D’une part, ils cherchent d’abord une solution pour mettre fin aux perpétuelles entraves à l’assistance spirituelle qu’ils souhaitent apporter aux détenus qui en font la demande expresse.
Ils ont bien essayé de se contenter des visites au parloir, ce qu’ils n’ont pas obtenu dans des conditions acceptables : soit elles ont été purement et simplement interdites, sous prétexte qu’elles n’étaient pas de nature à favoriser l’insertion sociale du détenu (1) ; soit les ministres du culte n’étaient pas autorisés à apporter leur Bible ou tout autre ouvrage religieux (2).
Même ceux qui étaient juste abonnés aux revues « La Tour de Garde » et « Réveillez-vous » en ont été privés, en raison d’un prétendu caractère sectaire (3).
Si la justice a ponctuellement et localement mis fin à ces atteintes à la liberté de culte, le statut d’aumônier officiellement agréé par la Chancellerie assurerait un meilleur respect de la pratique religieuse des Témoins de Jéhovah (ou sympathisants) en milieu carcéral.
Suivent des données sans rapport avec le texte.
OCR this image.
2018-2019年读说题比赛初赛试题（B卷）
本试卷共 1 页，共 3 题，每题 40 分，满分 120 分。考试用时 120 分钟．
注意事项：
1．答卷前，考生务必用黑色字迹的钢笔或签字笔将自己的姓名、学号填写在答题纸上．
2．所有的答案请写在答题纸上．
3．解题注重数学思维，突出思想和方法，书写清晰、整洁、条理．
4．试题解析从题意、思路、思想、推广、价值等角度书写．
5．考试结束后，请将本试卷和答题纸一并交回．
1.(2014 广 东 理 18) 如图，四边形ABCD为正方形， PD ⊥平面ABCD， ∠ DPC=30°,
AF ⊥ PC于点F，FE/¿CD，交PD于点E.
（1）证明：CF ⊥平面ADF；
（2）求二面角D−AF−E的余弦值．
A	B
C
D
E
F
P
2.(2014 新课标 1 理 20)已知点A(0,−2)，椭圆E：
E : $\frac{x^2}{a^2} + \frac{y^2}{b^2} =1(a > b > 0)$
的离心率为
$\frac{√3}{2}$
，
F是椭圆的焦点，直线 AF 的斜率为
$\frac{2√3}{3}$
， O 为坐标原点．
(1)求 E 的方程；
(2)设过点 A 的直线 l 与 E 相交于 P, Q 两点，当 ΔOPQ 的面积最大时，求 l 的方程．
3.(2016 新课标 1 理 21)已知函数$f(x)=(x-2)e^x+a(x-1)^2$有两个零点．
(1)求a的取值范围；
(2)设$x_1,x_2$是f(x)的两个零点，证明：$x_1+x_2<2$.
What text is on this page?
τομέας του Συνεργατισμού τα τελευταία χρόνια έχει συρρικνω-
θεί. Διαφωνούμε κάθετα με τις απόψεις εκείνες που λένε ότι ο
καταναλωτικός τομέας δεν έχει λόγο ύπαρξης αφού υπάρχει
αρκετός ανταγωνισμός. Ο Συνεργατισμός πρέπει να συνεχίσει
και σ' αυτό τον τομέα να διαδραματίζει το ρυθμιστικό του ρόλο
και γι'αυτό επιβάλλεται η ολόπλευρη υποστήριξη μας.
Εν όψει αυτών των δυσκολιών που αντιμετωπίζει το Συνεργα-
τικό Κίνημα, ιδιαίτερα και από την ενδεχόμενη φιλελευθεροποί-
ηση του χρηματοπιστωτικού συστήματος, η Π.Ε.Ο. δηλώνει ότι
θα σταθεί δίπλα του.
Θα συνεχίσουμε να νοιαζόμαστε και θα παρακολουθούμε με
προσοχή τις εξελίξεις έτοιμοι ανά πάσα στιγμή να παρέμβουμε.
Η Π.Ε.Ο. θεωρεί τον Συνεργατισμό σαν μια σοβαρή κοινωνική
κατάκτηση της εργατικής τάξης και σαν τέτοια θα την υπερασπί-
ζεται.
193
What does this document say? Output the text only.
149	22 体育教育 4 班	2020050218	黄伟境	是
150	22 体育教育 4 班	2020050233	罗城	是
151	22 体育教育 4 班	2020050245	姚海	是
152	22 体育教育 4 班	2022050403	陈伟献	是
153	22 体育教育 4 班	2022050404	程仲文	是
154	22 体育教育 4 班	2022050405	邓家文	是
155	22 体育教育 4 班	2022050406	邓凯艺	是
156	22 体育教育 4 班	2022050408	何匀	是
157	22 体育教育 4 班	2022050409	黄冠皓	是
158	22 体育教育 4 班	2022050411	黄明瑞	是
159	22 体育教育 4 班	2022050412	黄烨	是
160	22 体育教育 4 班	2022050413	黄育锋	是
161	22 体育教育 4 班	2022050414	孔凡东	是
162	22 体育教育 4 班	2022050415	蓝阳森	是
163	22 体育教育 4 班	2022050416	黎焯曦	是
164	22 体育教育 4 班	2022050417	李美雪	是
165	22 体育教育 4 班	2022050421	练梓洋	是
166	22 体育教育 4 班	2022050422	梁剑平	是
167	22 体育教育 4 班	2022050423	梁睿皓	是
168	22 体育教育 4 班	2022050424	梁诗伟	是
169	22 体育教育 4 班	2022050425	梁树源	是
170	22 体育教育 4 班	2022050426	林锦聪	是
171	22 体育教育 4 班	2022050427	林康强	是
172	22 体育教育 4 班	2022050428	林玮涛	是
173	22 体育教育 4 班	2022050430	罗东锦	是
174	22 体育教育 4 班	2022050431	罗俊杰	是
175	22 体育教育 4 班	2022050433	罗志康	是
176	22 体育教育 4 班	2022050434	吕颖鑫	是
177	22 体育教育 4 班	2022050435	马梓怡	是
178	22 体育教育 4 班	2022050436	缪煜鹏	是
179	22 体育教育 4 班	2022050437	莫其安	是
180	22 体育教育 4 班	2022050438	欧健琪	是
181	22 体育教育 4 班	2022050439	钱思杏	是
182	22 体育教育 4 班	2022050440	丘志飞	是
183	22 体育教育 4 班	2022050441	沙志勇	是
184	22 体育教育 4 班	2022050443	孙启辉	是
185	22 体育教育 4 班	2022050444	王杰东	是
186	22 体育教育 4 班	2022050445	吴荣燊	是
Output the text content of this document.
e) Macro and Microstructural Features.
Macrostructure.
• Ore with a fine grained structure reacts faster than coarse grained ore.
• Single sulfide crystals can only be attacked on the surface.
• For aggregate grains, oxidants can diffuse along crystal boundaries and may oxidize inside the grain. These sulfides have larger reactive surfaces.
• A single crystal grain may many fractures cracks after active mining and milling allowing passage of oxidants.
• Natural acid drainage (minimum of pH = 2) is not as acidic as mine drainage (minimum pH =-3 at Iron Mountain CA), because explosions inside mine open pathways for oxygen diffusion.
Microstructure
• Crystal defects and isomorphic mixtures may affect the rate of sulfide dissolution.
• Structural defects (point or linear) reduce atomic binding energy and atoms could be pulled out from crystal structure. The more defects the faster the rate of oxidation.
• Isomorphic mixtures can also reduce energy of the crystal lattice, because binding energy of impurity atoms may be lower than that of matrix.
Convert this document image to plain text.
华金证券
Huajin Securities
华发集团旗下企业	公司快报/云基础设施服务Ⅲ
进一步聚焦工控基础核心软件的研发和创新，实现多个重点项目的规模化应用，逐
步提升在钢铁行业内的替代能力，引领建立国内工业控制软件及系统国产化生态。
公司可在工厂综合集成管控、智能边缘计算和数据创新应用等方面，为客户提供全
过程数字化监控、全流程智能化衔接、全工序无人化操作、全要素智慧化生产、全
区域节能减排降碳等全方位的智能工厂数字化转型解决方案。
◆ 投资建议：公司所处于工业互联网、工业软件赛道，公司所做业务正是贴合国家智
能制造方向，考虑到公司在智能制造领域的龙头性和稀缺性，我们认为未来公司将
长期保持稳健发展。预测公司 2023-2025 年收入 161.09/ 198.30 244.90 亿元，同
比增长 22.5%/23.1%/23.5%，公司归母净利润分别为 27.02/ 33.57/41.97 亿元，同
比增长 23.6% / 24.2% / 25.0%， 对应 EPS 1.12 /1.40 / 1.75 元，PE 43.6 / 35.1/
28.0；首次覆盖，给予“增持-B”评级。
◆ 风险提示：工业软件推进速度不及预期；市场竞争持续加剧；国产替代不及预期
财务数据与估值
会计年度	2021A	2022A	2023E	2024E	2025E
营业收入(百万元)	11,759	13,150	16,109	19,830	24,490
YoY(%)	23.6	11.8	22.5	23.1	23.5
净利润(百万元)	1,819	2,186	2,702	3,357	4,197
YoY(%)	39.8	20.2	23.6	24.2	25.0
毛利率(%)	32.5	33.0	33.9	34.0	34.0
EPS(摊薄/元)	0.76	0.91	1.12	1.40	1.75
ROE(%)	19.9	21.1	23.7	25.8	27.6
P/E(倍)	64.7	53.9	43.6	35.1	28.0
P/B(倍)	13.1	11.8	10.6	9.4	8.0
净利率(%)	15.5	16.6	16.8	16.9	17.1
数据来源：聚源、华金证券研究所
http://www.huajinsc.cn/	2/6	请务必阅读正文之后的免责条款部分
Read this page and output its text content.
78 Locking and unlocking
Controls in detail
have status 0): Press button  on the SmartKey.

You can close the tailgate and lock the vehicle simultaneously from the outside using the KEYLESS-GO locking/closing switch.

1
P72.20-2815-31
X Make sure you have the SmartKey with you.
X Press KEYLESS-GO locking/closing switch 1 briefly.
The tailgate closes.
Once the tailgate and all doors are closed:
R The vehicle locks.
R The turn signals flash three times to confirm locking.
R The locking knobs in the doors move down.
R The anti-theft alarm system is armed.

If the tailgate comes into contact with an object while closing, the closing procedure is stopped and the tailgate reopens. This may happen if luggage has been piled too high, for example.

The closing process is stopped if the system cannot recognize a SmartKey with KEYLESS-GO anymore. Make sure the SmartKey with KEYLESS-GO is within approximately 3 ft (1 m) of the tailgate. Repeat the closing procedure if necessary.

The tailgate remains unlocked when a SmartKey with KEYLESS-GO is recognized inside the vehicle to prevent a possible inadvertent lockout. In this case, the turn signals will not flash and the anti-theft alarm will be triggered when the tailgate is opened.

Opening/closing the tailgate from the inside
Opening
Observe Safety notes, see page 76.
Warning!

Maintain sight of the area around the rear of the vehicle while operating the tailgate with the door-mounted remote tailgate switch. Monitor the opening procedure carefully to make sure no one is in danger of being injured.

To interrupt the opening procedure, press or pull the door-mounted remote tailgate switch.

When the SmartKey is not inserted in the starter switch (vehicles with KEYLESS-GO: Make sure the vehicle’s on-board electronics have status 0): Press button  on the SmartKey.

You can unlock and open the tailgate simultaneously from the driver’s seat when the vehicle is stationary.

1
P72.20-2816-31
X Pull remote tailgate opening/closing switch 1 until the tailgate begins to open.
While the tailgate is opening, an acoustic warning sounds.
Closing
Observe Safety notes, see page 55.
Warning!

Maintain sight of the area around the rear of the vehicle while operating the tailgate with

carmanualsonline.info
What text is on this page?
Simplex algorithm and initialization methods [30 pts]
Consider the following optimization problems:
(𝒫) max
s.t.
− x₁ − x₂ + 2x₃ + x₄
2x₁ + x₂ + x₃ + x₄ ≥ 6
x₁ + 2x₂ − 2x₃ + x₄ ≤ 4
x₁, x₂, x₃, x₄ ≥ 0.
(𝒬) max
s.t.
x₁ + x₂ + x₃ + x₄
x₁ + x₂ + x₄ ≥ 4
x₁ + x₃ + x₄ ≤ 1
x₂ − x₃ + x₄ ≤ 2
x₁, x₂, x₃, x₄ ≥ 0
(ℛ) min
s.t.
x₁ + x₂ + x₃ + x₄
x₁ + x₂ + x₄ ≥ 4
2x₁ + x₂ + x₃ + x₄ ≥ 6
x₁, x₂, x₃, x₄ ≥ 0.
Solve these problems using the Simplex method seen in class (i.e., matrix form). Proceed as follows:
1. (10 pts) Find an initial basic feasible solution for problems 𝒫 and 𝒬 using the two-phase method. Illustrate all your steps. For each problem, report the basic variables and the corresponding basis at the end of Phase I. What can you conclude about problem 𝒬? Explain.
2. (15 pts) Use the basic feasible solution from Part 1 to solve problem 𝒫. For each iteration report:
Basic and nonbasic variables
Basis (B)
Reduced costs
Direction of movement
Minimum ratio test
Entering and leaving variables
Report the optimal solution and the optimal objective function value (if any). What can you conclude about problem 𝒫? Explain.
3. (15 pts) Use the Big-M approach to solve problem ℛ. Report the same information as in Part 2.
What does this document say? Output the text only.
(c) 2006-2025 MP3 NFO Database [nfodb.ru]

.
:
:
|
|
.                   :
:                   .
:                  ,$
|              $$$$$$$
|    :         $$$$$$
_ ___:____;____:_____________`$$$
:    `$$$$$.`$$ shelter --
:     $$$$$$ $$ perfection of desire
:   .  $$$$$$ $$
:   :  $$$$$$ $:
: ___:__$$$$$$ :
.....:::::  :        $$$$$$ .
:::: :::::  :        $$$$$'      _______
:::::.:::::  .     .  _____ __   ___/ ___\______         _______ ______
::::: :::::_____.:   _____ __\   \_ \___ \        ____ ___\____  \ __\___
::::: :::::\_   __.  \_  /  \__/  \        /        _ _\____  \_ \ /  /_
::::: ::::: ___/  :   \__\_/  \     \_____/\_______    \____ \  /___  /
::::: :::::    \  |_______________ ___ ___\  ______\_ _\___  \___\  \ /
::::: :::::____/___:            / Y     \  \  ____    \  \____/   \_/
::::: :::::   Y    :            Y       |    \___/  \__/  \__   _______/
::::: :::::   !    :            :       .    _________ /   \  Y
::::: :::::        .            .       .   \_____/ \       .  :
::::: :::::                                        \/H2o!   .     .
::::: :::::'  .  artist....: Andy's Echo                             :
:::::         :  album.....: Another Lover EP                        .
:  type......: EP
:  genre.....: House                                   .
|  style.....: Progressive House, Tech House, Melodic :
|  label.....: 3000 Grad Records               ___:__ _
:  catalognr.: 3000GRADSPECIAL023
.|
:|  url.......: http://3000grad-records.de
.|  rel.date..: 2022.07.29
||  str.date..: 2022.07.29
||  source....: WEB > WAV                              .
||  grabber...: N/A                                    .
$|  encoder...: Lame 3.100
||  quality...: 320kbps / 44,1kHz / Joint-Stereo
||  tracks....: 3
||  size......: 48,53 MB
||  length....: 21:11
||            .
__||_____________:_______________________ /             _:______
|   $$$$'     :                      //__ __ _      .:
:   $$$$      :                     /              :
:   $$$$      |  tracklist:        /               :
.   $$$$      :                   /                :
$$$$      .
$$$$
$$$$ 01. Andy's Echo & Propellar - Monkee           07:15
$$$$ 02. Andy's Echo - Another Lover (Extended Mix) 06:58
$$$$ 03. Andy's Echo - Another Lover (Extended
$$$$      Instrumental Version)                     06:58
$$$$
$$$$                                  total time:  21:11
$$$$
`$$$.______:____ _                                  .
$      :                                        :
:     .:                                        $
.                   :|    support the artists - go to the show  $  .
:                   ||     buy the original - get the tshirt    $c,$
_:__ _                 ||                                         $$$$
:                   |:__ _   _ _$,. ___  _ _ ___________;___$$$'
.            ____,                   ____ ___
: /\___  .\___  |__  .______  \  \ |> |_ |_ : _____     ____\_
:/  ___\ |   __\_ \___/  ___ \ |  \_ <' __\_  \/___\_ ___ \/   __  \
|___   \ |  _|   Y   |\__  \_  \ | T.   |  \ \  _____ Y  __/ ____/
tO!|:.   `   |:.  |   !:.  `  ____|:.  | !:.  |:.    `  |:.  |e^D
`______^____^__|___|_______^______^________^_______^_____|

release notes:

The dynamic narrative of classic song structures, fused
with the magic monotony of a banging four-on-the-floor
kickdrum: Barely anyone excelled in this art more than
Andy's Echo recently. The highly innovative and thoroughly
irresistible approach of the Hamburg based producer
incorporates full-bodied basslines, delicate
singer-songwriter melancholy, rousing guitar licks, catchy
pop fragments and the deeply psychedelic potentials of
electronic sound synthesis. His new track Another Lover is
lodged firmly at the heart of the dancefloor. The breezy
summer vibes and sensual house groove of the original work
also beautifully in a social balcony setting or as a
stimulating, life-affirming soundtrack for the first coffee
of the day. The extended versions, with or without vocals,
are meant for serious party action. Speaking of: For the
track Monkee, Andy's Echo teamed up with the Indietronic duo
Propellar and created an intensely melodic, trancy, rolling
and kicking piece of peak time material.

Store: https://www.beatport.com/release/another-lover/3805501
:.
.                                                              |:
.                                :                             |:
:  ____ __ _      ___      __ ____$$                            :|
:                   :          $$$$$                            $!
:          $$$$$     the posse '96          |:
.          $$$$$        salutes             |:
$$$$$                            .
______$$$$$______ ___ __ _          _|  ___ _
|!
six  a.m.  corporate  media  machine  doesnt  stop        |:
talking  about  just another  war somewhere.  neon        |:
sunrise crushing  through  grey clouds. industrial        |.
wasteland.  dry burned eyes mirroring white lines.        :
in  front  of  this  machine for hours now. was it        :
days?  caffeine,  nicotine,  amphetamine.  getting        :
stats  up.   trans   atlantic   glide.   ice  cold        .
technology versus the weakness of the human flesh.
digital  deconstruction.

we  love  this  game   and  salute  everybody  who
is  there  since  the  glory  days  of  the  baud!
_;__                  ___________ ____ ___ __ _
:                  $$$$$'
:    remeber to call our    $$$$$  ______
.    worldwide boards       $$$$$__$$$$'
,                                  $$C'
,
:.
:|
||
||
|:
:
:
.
D’autre part, les rencontres avec un visiteur cultuel dans un parloir commun ne permettent aucun entretien privé, voire confidentiel, et en plus sont décomptées sur le quota des visites familiales.
Or, l’article R. 57-9-6 du Code de procédure pénale prévoit que les aumôniers s’entretiennent avec le fidèle « en dehors de la présence d’un surveillant, soit dans un parloir, soit dans un local prévu à cet effet, soit dans la cellule de la personne détenue ». Ces conditions s’avèrent indispensables pour toute activité pastorale.
Enfin, si aucun aumônier de ce culte n’est nommé dans l’établissement concerné, aucun office religieux ne peut être organisé conformément au culte, certes minoritaire, que ces détenus ont choisi de pratiquer.
(1) Tribunal administratif de Limoges, 16 octobre 2008, n° 0700710.
(2) Le Monde, 29 mai 2010, p. 12.
(3) Tribunal administratif de Lille, 1er juillet 2003, n° 00-1519.